Article 40 : Délais de recours
Le présent arrêté peut faire l’objet, dans un délai de deux mois à compter de sa publication :
• soit d’un recours contentieux directement auprès du Tribunal Administratif de Strasbourg - 31 avenue de la Paix - BP 51038 - 67070 STRASBOURG Cedex,
• soit, préalablement, d’un recours administratif gracieux auprès du Préfet du Bas-Rhin. Dans ce cas, la décision de rejet du recours préalable, expresse ou tacite, née du silence de l’Administration à l’issue du délai de deux mois à compter de la réception du recours administratif préalable, peut faire l’objet, avec la décision contestée, d’un recours contentieux dans les conditions indiquées à l’alinéa précédent.

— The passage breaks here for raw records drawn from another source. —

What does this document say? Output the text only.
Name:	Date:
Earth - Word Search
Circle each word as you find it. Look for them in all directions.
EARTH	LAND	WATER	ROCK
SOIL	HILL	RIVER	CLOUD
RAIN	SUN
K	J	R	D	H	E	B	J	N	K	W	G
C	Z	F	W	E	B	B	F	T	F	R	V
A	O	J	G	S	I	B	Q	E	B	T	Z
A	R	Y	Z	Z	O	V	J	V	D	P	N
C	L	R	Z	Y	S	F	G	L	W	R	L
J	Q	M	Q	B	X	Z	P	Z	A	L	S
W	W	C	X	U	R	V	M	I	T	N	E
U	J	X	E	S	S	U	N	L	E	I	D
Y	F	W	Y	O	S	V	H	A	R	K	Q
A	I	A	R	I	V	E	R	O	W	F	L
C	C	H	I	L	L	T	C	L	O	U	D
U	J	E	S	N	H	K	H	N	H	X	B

Article 41 : Publication et exécution
Le Secrétaire Général de la Préfecture du Bas-Rhin, les Sous-Préfets, les Maires, le Directeur Départemental des Territoires, le Directeur Territorial de l'Office National des Forêts, le Colonel Commandant le Groupement de Gendarmerie du Bas-Rhin, le Directeur Régional des Finances Publiques, le Directeur Régional des Entreprises, de la Concurrence, de la Consommation, du Travail et de l'Emploi, le Directeur Départemental de la Sécurité Publique du Bas-Rhin, le Délégué Régional de l'Office National de la Chasse et de la Faune Sauvage, les Présidents des Tribunaux de Grande Instance, les Présidents des Tribunaux d'Instance, le Président de la Chambre d'Agriculture, le Président de la Fédération Départementale des Chasseurs du Bas-Rhin, le Président du Centre Régional de la Propriété Forestière d'Alsace et de Lorraine, le Président du Fonds Départemental d’Indemnisation des Dégâts de Sangliers, les Lieutenants de Louveterie sont chargés, chacun en ce qui le concerne, de l'exécution du présent arrêté qui sera publié au recueil des actes administratifs de la Préfecture du Bas-Rhin.